We were also unable to unambiguously replicate recent findings of an association of rare loss-of-function variants in TET2 with FTD [33]. We performed burden testing and observed nominally significant enrichment of loss-of-function variants in TET2. However, a very low variant allele balance indicated clonal hematopoiesis. Interestingly, TET2 is the second most frequent gene to be associated with clonal hematopoiesis of indeterminate potential (CHIP) [47]. CHIP is an age-related process of hematopoietic progenitor cells caused by acquired somatic mutations in genes associated with myeloid malignancies. With a prevalence of 10–20% in those older than 70 years, clonal hematopoiesis is common in the elderly population [48]. Thus, we believe that the enrichment of variation in TET2 in our cohort and the EOAD and FTD cohorts published by Cochran et al. is confounded by the probands’ age as the latter is associated with increased CH. Recent studies, however, have suggested that CHIP contributes to cardiac dysfunction and atherosclerosis via activation of inflammatory signaling pathways [49]. CHIP might also pose a risk factor for neurodegenerative disorders as neuroinflammation has been implicated in their pathogenesis [50].

We also assessed differences in the age of onset and the severity of disease progression across the common genetic subtypes of FTD. MAPT and C9orf72 patients had a relatively early age of onset, whereas age of onset was late in TBK1 patients. In contrast, dementia severity at first presentation as measured with the FTLD-CDR did not differ significantly between the genetic subgroups.

Various serum and CSF biomarkers were compared between the genetic subgroups. β-amyloid (Aβ1-42), Tau, and phosphorylated Tau (p-Tau) only helped to differentiate between AD and FTD for the selection of cases (data not shown), even though some of the cases still had low Aβ1-42 and high Tau and p-Tau levels indicating AD comorbidity. Similarly to other tauopathies, such as progressive supranuclear palsy (PSP) and corticobasal degeneration (CBD), CSF Tau and p-Tau levels were not elevated in individuals with pathogenic variants in MAPT indicating that Tau levels do not serve as a biomarker for MAPT-associated FTD [51]. High NfL levels as well as low PGRN levels have been shown to be associated with the genetic diagnosis of GRN-FTD [23, 24, 52]. In keeping with these studies, low CSF PRGN and high CSF NfL levels predicted the presence of GRN variants.
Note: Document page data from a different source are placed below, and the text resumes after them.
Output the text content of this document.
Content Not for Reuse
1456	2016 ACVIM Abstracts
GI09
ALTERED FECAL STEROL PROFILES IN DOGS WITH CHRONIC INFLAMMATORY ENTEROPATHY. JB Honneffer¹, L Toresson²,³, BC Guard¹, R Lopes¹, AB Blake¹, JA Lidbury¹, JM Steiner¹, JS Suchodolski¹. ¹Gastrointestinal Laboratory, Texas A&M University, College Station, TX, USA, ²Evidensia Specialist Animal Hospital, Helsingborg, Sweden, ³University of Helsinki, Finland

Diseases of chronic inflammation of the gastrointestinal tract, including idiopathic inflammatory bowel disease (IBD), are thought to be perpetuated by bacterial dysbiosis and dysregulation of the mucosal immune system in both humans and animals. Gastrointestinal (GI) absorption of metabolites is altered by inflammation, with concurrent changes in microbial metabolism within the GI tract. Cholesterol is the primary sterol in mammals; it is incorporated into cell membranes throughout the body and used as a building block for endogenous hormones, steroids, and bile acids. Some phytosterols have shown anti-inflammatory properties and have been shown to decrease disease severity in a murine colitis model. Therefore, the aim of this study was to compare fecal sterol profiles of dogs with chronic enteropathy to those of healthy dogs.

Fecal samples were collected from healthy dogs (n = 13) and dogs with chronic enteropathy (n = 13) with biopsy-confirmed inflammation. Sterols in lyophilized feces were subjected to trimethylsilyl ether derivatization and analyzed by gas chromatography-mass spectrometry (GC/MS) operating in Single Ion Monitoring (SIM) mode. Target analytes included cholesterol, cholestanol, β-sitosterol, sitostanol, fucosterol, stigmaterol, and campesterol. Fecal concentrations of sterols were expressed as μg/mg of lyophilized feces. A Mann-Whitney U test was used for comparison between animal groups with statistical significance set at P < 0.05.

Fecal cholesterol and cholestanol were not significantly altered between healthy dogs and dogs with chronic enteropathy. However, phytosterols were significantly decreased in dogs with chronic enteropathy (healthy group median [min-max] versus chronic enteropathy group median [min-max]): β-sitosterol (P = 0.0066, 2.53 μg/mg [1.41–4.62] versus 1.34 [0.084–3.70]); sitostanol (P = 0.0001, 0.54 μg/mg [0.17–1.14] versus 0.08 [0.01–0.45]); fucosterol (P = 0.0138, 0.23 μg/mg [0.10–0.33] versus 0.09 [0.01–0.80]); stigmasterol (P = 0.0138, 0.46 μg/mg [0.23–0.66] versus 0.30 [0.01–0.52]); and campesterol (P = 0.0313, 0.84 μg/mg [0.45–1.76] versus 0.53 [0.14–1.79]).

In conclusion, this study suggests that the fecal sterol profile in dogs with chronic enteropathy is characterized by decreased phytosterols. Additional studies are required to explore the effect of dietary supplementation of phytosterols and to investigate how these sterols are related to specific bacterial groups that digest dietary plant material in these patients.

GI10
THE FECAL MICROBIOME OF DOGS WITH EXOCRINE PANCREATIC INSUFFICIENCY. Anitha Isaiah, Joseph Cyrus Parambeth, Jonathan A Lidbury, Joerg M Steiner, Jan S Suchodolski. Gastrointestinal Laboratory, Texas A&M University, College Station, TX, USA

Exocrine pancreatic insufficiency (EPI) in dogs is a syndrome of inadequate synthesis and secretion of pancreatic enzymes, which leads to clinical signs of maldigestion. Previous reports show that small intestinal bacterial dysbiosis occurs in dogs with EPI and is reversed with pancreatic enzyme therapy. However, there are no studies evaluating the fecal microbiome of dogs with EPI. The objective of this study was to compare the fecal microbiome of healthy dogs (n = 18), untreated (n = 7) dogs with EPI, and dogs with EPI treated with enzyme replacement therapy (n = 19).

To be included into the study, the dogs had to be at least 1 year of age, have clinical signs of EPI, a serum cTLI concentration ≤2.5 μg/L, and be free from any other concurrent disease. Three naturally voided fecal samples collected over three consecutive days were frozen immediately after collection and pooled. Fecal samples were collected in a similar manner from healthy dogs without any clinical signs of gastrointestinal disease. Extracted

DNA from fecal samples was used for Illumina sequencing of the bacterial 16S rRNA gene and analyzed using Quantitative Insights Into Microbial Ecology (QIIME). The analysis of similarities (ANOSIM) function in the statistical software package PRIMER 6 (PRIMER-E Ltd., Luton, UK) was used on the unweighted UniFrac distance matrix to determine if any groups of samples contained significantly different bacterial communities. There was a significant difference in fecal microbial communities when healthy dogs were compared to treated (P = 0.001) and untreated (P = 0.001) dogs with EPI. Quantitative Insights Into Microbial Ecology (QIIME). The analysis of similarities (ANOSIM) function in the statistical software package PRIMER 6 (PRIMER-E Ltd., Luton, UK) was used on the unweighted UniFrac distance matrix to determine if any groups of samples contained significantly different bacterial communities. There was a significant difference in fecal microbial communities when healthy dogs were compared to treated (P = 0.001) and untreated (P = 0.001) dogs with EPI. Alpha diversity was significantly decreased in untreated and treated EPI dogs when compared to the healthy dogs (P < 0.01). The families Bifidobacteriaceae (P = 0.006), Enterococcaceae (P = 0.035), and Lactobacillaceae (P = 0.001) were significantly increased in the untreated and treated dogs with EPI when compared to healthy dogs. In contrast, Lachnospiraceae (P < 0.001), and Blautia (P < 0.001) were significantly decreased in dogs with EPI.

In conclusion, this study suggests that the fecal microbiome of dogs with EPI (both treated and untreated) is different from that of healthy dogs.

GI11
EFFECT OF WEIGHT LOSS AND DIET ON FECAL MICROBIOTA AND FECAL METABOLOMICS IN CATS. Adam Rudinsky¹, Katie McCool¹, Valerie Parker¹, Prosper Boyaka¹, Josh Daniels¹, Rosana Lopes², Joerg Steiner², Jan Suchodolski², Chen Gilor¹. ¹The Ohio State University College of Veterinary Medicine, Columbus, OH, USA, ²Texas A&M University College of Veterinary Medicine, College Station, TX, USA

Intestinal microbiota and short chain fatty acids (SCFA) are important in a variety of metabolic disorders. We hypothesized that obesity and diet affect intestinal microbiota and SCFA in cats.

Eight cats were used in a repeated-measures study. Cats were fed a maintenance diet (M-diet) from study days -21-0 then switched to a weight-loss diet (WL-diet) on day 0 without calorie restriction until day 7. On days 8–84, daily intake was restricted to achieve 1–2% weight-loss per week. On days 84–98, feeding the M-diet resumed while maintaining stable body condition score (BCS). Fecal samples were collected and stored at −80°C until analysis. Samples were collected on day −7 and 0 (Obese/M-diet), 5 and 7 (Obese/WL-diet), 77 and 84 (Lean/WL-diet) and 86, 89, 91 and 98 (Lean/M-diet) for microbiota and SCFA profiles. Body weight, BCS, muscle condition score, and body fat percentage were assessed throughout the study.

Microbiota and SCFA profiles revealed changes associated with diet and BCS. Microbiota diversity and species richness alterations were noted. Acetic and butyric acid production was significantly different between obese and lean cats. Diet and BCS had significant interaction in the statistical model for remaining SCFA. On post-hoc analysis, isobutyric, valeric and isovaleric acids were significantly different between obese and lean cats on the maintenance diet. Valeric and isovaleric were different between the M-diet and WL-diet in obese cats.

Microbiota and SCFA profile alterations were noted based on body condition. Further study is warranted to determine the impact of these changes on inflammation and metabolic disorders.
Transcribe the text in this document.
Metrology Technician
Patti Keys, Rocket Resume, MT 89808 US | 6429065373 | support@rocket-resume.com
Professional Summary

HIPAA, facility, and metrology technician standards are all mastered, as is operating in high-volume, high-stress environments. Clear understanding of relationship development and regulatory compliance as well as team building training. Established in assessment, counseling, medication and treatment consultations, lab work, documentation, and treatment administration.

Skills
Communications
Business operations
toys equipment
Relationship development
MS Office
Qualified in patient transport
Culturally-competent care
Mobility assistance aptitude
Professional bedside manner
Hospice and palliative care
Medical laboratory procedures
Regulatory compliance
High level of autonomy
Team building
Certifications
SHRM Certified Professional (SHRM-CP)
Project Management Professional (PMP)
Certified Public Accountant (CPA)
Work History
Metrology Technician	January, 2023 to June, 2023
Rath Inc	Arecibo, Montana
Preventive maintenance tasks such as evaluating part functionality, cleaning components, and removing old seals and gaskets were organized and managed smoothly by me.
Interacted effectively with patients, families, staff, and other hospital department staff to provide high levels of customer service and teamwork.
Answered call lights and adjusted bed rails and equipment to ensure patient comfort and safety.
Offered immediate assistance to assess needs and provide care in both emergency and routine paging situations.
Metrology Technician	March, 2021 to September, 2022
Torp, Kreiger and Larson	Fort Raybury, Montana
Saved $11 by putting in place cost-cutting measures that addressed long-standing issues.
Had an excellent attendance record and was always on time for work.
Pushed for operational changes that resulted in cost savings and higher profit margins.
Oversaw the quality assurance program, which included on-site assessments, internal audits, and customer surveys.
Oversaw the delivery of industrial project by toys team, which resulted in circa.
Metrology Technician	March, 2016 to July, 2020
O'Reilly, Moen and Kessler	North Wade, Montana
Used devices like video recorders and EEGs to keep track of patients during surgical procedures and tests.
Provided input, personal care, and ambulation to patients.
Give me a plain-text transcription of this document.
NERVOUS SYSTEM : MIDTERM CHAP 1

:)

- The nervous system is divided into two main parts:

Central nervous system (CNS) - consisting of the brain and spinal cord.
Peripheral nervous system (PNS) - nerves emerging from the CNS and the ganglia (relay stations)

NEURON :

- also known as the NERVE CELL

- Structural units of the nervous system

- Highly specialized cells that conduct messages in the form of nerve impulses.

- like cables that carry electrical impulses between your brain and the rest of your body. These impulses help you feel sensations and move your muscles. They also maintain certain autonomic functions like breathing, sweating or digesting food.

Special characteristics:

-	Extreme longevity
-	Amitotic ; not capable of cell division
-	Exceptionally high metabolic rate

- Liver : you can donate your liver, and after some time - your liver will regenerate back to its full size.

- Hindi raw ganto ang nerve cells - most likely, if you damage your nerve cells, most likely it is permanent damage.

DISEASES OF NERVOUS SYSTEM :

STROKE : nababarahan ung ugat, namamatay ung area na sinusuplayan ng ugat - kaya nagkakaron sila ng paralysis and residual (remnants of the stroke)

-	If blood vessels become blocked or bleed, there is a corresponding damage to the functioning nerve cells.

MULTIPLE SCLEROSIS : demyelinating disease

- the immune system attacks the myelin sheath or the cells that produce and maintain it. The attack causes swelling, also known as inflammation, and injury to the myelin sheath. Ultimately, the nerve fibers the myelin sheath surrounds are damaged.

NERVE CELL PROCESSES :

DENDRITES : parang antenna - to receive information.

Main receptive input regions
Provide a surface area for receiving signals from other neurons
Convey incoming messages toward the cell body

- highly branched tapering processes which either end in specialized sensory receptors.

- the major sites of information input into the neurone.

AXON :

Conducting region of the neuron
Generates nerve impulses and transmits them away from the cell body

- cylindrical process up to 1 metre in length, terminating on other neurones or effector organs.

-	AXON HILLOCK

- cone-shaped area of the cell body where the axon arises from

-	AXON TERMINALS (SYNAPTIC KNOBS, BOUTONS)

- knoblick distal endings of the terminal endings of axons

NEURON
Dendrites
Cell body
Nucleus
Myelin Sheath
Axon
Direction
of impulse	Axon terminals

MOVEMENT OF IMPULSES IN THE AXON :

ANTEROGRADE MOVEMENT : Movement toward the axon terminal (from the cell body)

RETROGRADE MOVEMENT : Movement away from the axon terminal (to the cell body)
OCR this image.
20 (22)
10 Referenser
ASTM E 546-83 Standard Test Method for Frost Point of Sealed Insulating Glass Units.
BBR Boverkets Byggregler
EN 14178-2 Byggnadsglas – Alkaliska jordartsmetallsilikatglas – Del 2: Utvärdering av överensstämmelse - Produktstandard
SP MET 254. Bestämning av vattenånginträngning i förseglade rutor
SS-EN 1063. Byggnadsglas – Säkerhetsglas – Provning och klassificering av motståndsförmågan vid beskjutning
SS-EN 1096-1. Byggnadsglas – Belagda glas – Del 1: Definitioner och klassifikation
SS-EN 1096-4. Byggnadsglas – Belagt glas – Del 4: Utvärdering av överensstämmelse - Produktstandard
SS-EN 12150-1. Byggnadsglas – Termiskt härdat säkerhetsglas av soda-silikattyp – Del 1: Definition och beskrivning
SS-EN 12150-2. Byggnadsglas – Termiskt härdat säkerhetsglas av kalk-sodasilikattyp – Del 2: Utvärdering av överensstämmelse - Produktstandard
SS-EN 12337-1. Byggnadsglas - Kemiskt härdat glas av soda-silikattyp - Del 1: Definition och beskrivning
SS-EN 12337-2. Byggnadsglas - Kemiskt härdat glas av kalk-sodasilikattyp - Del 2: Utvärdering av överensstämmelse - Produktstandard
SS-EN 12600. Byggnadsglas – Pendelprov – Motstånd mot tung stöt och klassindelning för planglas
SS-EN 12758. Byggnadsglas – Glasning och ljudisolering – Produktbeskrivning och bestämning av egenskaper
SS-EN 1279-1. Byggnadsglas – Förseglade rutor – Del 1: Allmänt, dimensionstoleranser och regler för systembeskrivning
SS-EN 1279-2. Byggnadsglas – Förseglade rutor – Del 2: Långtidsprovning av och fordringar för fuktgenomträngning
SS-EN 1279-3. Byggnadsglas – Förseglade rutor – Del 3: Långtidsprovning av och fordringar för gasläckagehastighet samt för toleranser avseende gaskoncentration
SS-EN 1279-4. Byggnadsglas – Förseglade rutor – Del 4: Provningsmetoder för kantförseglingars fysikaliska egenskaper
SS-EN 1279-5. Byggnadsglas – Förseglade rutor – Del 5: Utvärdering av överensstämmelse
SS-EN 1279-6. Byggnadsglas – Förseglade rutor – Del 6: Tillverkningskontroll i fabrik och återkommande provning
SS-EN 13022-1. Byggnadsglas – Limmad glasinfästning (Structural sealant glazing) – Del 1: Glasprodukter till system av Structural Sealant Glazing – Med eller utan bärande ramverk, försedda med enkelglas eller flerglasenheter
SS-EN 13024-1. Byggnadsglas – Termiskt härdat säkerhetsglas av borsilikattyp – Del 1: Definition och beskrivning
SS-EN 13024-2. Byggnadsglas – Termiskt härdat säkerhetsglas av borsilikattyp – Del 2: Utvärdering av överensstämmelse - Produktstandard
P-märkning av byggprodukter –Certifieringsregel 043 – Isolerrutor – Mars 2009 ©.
Measurement of PRGN is well established as a state marker for GRN-associated FTD, whereas NfL has only recently been introduced as a trait marker indicating the onset of the disease with an increase of levels 2–4 years before conversion [53, 54]. Interestingly, in patients with variants in GRN, levels continuously increased, whereas in other genetic forms of FTD, levels remained stable after conversion. As NfL constitutes a marker for neurodegeneration, a potential explanation would be progressive disease activity and neurodegeneration in patients with GRN-associated FTD. However, CSF NfL levels in GRN variant carriers were not significantly correlated with the disease duration and the severity, suggesting that the association of CSF NfL with the genetic diagnosis of GRN-associated FTD requires further explanation beyond the role as a state marker in FTD.

Our results support performing genetic testing in cases with a positive family history. Interestingly, the clinical diagnosis was a comparably weak predictor in our study group. Nevertheless, the diagnostic yield of 12.4% in cases with no affected family members indicates that genetic testing should be offered to all patients.

In summary, our large-scale cross-sectional study highlights the importance of genetic testing in FTD. We provide a framework of clinical and neurochemical differences between the genetic subgroups which provides guidance for genetic counseling and future large-scale studies on clinical, radiological, neurochemical, genetic, and post-mortem features of FTD.

Supplementary information is available at MP’s website.